Thursday

Why does Trump lie? Just ask Billy Bush.



The tireless mendacity of President Trump has roared back into the top of the news. “How to know when Trump is lying,” notes the headline on a CNN piece. Slate: “Trump’s Saturday of Lies: 

President Says Official Who Briefed Reporters ‘Doesn’t Exist.’ ” The New York Times has an article on how Trump’s repeated allegations about an FBI informant who cultivated sources on his 2016 presidential campaign squares with his history: “With ‘Spygate,’ Trump Shows How He Uses Conspiracy Theories to Erode Trust.”
Bring up Trump’s frequent lies, and White House officials will seek to change the topic. They’ll talk about the robust economy; they’ll talk about the move of the U.S. Embassy in Israel from Tel Aviv to Jerusalem; they’ll talk about the withdrawal from the Paris climate accord; they’ll talk about the blameworthiness of Trump’s Democratic critics. All of the programs of the Trump administration, however, are built to some degree of deception; lying, after all, was the central plank of Trump’s presidential election campaign.
In their look at Trump’s hyping of “Spygate,” Julie Hirschfeld Davis and Maggie Haberman of the New York Times summed up the latest in presidential misinformation:
Last week, President Trump promoted new, unconfirmed accusations to suit his political narrative: that a “criminal deep state” element within Mr.
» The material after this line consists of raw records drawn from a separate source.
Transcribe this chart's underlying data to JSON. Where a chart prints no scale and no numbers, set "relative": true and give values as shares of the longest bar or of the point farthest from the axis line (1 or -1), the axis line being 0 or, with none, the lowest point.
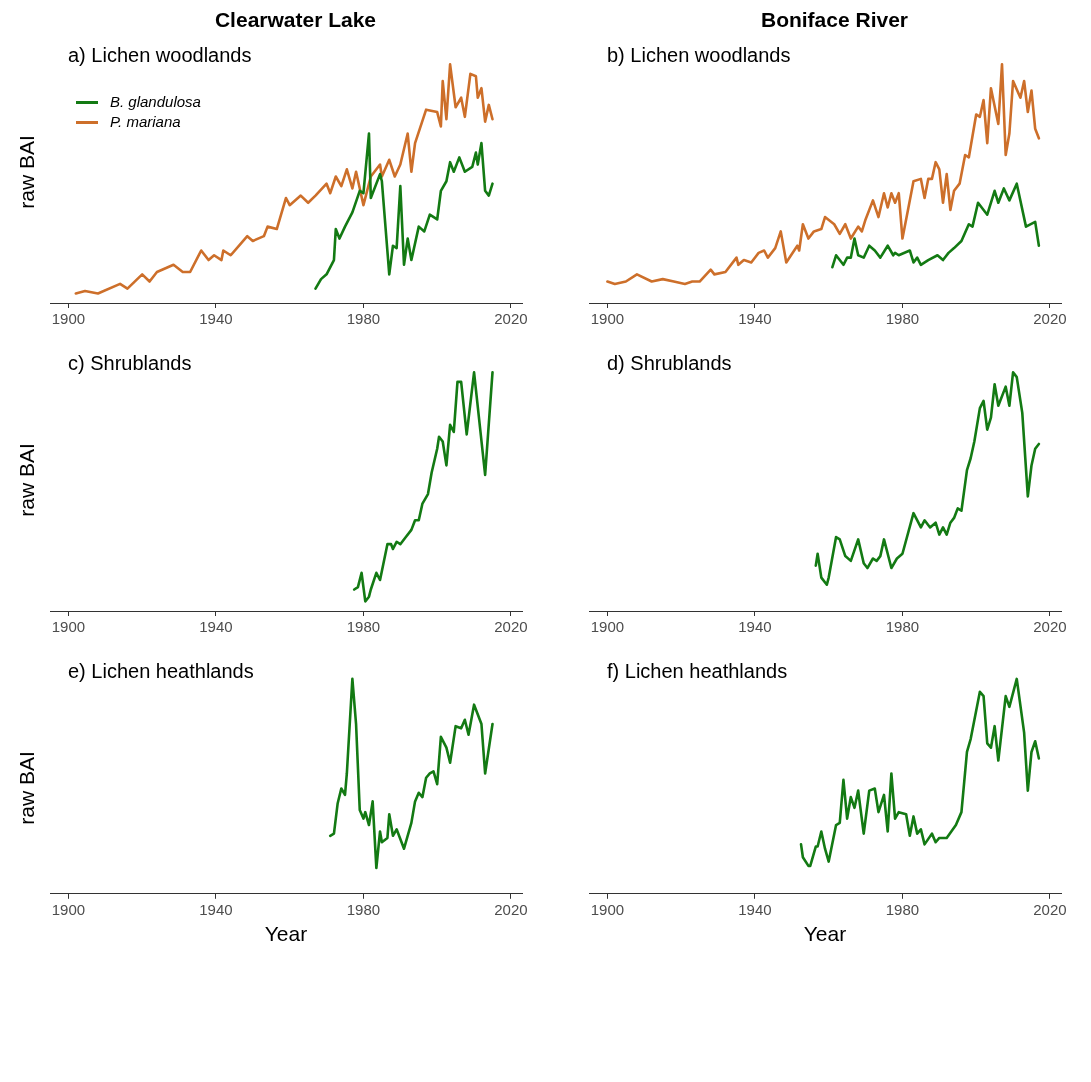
{
  "chart_data": [
    {
      "type": "line",
      "title": "Clearwater Lake",
      "subtitle": "a) Lichen woodlands",
      "ylabel": "raw BAI",
      "relative": true,
      "xlim": [
        1895,
        2023
      ],
      "xticks": [
        1900,
        1940,
        1980,
        2020
      ],
      "legend": "top left",
      "series": [
        {
          "name": "B. glandulosa",
          "color": "#137a13",
          "x": [
            1967,
            1968.5,
            1970,
            1972,
            1972.5,
            1973.5,
            1975,
            1977,
            1979,
            1980,
            1981.5,
            1982,
            1984.5,
            1985,
            1987,
            1988,
            1989,
            1990,
            1991,
            1992,
            1993,
            1995,
            1996.5,
            1998,
            2000,
            2001,
            2002.5,
            2003.5,
            2004.5,
            2006,
            2007.5,
            2009.5,
            2010.5,
            2011,
            2012,
            2013,
            2014,
            2015
          ],
          "values": [
            0.06,
            0.1,
            0.12,
            0.18,
            0.31,
            0.27,
            0.32,
            0.38,
            0.47,
            0.46,
            0.71,
            0.44,
            0.54,
            0.51,
            0.12,
            0.24,
            0.23,
            0.49,
            0.16,
            0.27,
            0.18,
            0.32,
            0.3,
            0.37,
            0.35,
            0.47,
            0.51,
            0.59,
            0.55,
            0.61,
            0.55,
            0.57,
            0.63,
            0.58,
            0.67,
            0.47,
            0.45,
            0.5
          ]
        },
        {
          "name": "P. mariana",
          "color": "#cd6f2a",
          "x": [
            1902,
            1904.5,
            1908,
            1914,
            1916,
            1920,
            1922,
            1924,
            1928.5,
            1931,
            1933,
            1936,
            1938,
            1939.5,
            1941.5,
            1942,
            1944,
            1948.5,
            1950,
            1953,
            1954,
            1956.5,
            1959,
            1960,
            1963,
            1965,
            1967,
            1970,
            1971,
            1972.5,
            1974,
            1975.5,
            1977,
            1978,
            1980,
            1982,
            1984.5,
            1985,
            1987,
            1988.5,
            1990,
            1992,
            1993,
            1994,
            1997,
            2000,
            2001,
            2001.5,
            2002.5,
            2003.5,
            2005,
            2006.5,
            2007.5,
            2009,
            2010.5,
            2011,
            2012,
            2013,
            2014,
            2015
          ],
          "values": [
            0.04,
            0.05,
            0.04,
            0.08,
            0.06,
            0.12,
            0.09,
            0.13,
            0.16,
            0.13,
            0.13,
            0.22,
            0.18,
            0.2,
            0.18,
            0.22,
            0.2,
            0.28,
            0.26,
            0.28,
            0.32,
            0.31,
            0.44,
            0.41,
            0.45,
            0.42,
            0.45,
            0.5,
            0.46,
            0.53,
            0.49,
            0.56,
            0.48,
            0.55,
            0.41,
            0.53,
            0.58,
            0.53,
            0.6,
            0.53,
            0.58,
            0.71,
            0.55,
            0.67,
            0.81,
            0.8,
            0.74,
            0.93,
            0.77,
            1.0,
            0.82,
            0.86,
            0.78,
            0.96,
            0.95,
            0.86,
            0.9,
            0.76,
            0.83,
            0.77
          ]
        }
      ]
    },
    {
      "type": "line",
      "title": "Boniface River",
      "subtitle": "b) Lichen woodlands",
      "relative": true,
      "xlim": [
        1895,
        2023
      ],
      "xticks": [
        1900,
        1940,
        1980,
        2020
      ],
      "series": [
        {
          "color": "#137a13",
          "x": [
            1961,
            1962,
            1964,
            1965,
            1966,
            1967,
            1968,
            1969.5,
            1971,
            1972.5,
            1974,
            1976,
            1977.5,
            1978,
            1979,
            1982,
            1983,
            1984,
            1985,
            1987,
            1989.5,
            1991,
            1992.5,
            1994,
            1996,
            1998,
            1999,
            2000.5,
            2003,
            2005,
            2006,
            2007.5,
            2009,
            2011,
            2013.5,
            2016,
            2017
          ],
          "values": [
            0.15,
            0.2,
            0.16,
            0.19,
            0.19,
            0.27,
            0.2,
            0.19,
            0.24,
            0.22,
            0.19,
            0.24,
            0.2,
            0.21,
            0.2,
            0.22,
            0.17,
            0.19,
            0.16,
            0.18,
            0.2,
            0.18,
            0.21,
            0.23,
            0.26,
            0.33,
            0.32,
            0.42,
            0.37,
            0.47,
            0.42,
            0.48,
            0.43,
            0.5,
            0.32,
            0.34,
            0.24
          ]
        },
        {
          "color": "#cd6f2a",
          "x": [
            1900,
            1902,
            1905,
            1908,
            1912,
            1915,
            1918,
            1921,
            1923,
            1925,
            1928,
            1929,
            1932,
            1935,
            1935.5,
            1937,
            1939,
            1941,
            1942.5,
            1943.5,
            1945.5,
            1947,
            1948.5,
            1951.5,
            1952,
            1953,
            1954.5,
            1956,
            1958,
            1959,
            1961.5,
            1963,
            1964.5,
            1966,
            1968,
            1969,
            1970,
            1972,
            1973.5,
            1975,
            1976,
            1977,
            1978,
            1979,
            1980,
            1981.5,
            1983,
            1985,
            1986,
            1987,
            1988,
            1989,
            1990,
            1991,
            1992,
            1993,
            1994,
            1995.5,
            1997,
            1998,
            2000,
            2001,
            2002,
            2003,
            2004,
            2006,
            2007,
            2008,
            2009,
            2010,
            2012,
            2013,
            2014,
            2015,
            2016,
            2017
          ],
          "values": [
            0.09,
            0.08,
            0.09,
            0.12,
            0.09,
            0.1,
            0.09,
            0.08,
            0.09,
            0.09,
            0.14,
            0.12,
            0.13,
            0.19,
            0.16,
            0.18,
            0.17,
            0.21,
            0.22,
            0.19,
            0.23,
            0.3,
            0.17,
            0.24,
            0.22,
            0.33,
            0.27,
            0.3,
            0.31,
            0.36,
            0.33,
            0.29,
            0.33,
            0.27,
            0.32,
            0.3,
            0.35,
            0.43,
            0.36,
            0.46,
            0.4,
            0.46,
            0.42,
            0.46,
            0.27,
            0.39,
            0.51,
            0.52,
            0.44,
            0.52,
            0.52,
            0.59,
            0.56,
            0.42,
            0.54,
            0.39,
            0.47,
            0.5,
            0.62,
            0.61,
            0.79,
            0.78,
            0.85,
            0.67,
            0.9,
            0.75,
            1.0,
            0.62,
            0.71,
            0.93,
            0.86,
            0.93,
            0.8,
            0.89,
            0.73,
            0.69
          ]
        }
      ]
    },
    {
      "type": "line",
      "subtitle": "c) Shrublands",
      "ylabel": "raw BAI",
      "relative": true,
      "xlim": [
        1895,
        2023
      ],
      "xticks": [
        1900,
        1940,
        1980,
        2020
      ],
      "series": [
        {
          "color": "#137a13",
          "x": [
            1977.5,
            1978.5,
            1979.5,
            1980.5,
            1981.5,
            1982,
            1983.5,
            1984.5,
            1986.5,
            1987.5,
            1988,
            1989,
            1990,
            1991.5,
            1993,
            1994,
            1995,
            1996,
            1997.5,
            1998.5,
            2000,
            2000.5,
            2001.5,
            2002.5,
            2003.5,
            2004.5,
            2005.5,
            2006.5,
            2008,
            2010,
            2013,
            2015
          ],
          "values": [
            0.09,
            0.1,
            0.16,
            0.04,
            0.06,
            0.09,
            0.16,
            0.13,
            0.28,
            0.28,
            0.26,
            0.29,
            0.28,
            0.31,
            0.34,
            0.38,
            0.38,
            0.45,
            0.49,
            0.58,
            0.68,
            0.73,
            0.71,
            0.61,
            0.78,
            0.75,
            0.96,
            0.96,
            0.74,
            1.0,
            0.57,
            1.0
          ]
        }
      ]
    },
    {
      "type": "line",
      "subtitle": "d) Shrublands",
      "relative": true,
      "xlim": [
        1895,
        2023
      ],
      "xticks": [
        1900,
        1940,
        1980,
        2020
      ],
      "series": [
        {
          "color": "#137a13",
          "x": [
            1956.5,
            1957,
            1958,
            1959.5,
            1960,
            1962,
            1963,
            1964.5,
            1966,
            1968,
            1969.5,
            1970.5,
            1972,
            1973,
            1974,
            1975,
            1977,
            1978.5,
            1980,
            1983,
            1985,
            1986,
            1987.5,
            1989,
            1990,
            1991,
            1992,
            1993,
            1994,
            1995,
            1996,
            1997.5,
            1998.5,
            1999.5,
            2001,
            2002,
            2003,
            2004,
            2005,
            2006,
            2008,
            2009,
            2010,
            2011,
            2012.5,
            2014,
            2015,
            2016,
            2017
          ],
          "values": [
            0.19,
            0.24,
            0.14,
            0.11,
            0.14,
            0.31,
            0.3,
            0.23,
            0.21,
            0.3,
            0.2,
            0.18,
            0.22,
            0.21,
            0.23,
            0.3,
            0.18,
            0.22,
            0.24,
            0.41,
            0.35,
            0.38,
            0.35,
            0.37,
            0.32,
            0.35,
            0.32,
            0.37,
            0.39,
            0.43,
            0.42,
            0.59,
            0.64,
            0.71,
            0.85,
            0.88,
            0.76,
            0.81,
            0.95,
            0.86,
            0.94,
            0.86,
            1.0,
            0.98,
            0.83,
            0.48,
            0.61,
            0.68,
            0.7
          ]
        }
      ]
    },
    {
      "type": "line",
      "subtitle": "e) Lichen heathlands",
      "ylabel": "raw BAI",
      "xlabel": "Year",
      "relative": true,
      "xlim": [
        1895,
        2023
      ],
      "xticks": [
        1900,
        1940,
        1980,
        2020
      ],
      "series": [
        {
          "color": "#137a13",
          "x": [
            1971,
            1972,
            1973,
            1974,
            1975,
            1975.5,
            1977,
            1978,
            1979,
            1980,
            1980.5,
            1981.5,
            1982.5,
            1983.5,
            1984.5,
            1985,
            1986.5,
            1987,
            1988,
            1989,
            1991,
            1993,
            1994,
            1995,
            1996,
            1997,
            1998,
            1999,
            2000,
            2001,
            2002.5,
            2003.5,
            2005,
            2006.5,
            2007.5,
            2008.5,
            2010,
            2012,
            2013,
            2015
          ],
          "values": [
            0.27,
            0.28,
            0.42,
            0.49,
            0.46,
            0.56,
            1.0,
            0.79,
            0.39,
            0.35,
            0.38,
            0.32,
            0.43,
            0.12,
            0.29,
            0.24,
            0.26,
            0.37,
            0.27,
            0.3,
            0.21,
            0.33,
            0.43,
            0.47,
            0.45,
            0.54,
            0.56,
            0.57,
            0.51,
            0.73,
            0.68,
            0.61,
            0.78,
            0.77,
            0.81,
            0.74,
            0.88,
            0.79,
            0.56,
            0.79
          ]
        }
      ]
    },
    {
      "type": "line",
      "subtitle": "f) Lichen heathlands",
      "xlabel": "Year",
      "relative": true,
      "xlim": [
        1895,
        2023
      ],
      "xticks": [
        1900,
        1940,
        1980,
        2020
      ],
      "series": [
        {
          "color": "#137a13",
          "x": [
            1952.5,
            1953,
            1954.5,
            1955,
            1956.5,
            1957,
            1958,
            1959,
            1960,
            1962,
            1963,
            1964,
            1965,
            1966,
            1967,
            1968,
            1969.5,
            1971,
            1972.5,
            1973.5,
            1975,
            1976,
            1977,
            1978,
            1979,
            1981,
            1982,
            1983,
            1984,
            1985,
            1986,
            1988,
            1989,
            1990,
            1992,
            1994.5,
            1996,
            1997.5,
            1998.5,
            2001,
            2002,
            2003,
            2004,
            2005,
            2006,
            2008,
            2009,
            2011,
            2013,
            2014,
            2015,
            2016,
            2017
          ],
          "values": [
            0.23,
            0.17,
            0.13,
            0.13,
            0.22,
            0.22,
            0.29,
            0.21,
            0.15,
            0.32,
            0.33,
            0.53,
            0.35,
            0.45,
            0.4,
            0.48,
            0.28,
            0.48,
            0.49,
            0.38,
            0.46,
            0.29,
            0.56,
            0.35,
            0.38,
            0.37,
            0.27,
            0.36,
            0.28,
            0.3,
            0.23,
            0.28,
            0.24,
            0.26,
            0.26,
            0.32,
            0.38,
            0.66,
            0.72,
            0.94,
            0.92,
            0.7,
            0.68,
            0.78,
            0.62,
            0.92,
            0.87,
            1.0,
            0.75,
            0.48,
            0.66,
            0.71,
            0.63
          ]
        }
      ]
    }
  ]
}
Obama’s government planted a spy deep inside his presidential campaign to help his rival, Hillary Clinton, win — a scheme he branded “Spygate.” It was the latest indication that a president who has for decades trafficked in conspiracy theories has brought them from the fringes of public discourse to the Oval Office.
Citing two former Trump officials, the New York Times reports that Trump resisted deploying the term “deep state” in his rhetoric, “partly because he believed it made him look too much like a crank.” So the guy who gripes incessantly and with no evidence about the “fake news” media is worried about appearing like a crank.




 Notes the New York Times: “Students of Mr. Trump’s life and communication style argue that the idea of conspiracies is a vital part of his strategy to avoid accountability and punch back at detractors, real or perceived, including the news media.”

True, no doubt. Yet the most clarifying point on this matter comes from Billy Bush, who is, if nothing else, a student of Mr. Trump’s life and communication style. Bush was the fellow chatting with Trump on the infamous 2005 “Access Hollywood” tape in which the mogul bragged about grabbing women by their genitals. Bush was fired from the “Today” show over the incident. It just so happened, however, that Bush had spent a lot of time with Trump back in his years as an entertainment correspondent, and he discussed his experiences on an episode of “Real Time with Bill Maher” in March. Maher noted that Trump had exaggerated the ratings of his program “The Apprentice,” prompting Bush:
Well, he’s been saying No. 1 forever, right. Finally I’d had enough. I said, “Wait, Donald. Hold it. Wait a minute. You haven’t been No. 1 for five years, four years — whatever it is. Not in any category, not in any demo.” He goes, “Well, did you see last Thursday? Last Thursday, 18-49 … last five minutes.” I said, “No. I don’t know that stat.” So he was like, “I told you.” And then later, when the cameras were off … he says, “Billy, look, look, you just tell them and they believe it. That’s it, you just tell them and they believe it. They just do.” And I said, “Ah, okay.”
That’s called telling the truth about lies.

Being a blabbermouth, Trump apparently cannot stop himself from confiding about his malicious tactics — to media types, of all people. Lesley Stahl of “60 Minutes” recently revealed that Trump had told her about the thinking behind his media-bashing ways. “You know why I do it? I do it to discredit you all and demean you all so when you write negative stories about me, no one will believe it,” Trump told Stahl shortly after his election, as she recalls it.

On Tuesday morning, Trump tweeted:
The 13 Angry Democrats (plus people who worked 8 years for Obama) working on the rigged Russia Witch Hunt, will be MEDDLING with the mid-term elections, especially now that Republicans (stay tough!) are taking the lead in Polls. There was no Collusion, except by the Democrats!

News outlets scrambled to characterize the allegation. CNN: “Trump says, without proof, that Mueller team will meddle in midterm elections.” Associated Press via New York Times: “Trump: Mueller’s Team Is ‘Meddling’ in Midterm Elections.” Politico: “Trump says Mueller probe will meddle in midterms.”

“Without proof,” huh? CNN cannot call this particular tweet a lie because it doesn’t know 100 percent for certain that Mueller won’t meddle; and it doesn’t know 100 percent for certain that Trump doesn’t believe this allegation. Which is to say, the media has standards in covering a president who doesn’t. It has been a mismatch from Day 1.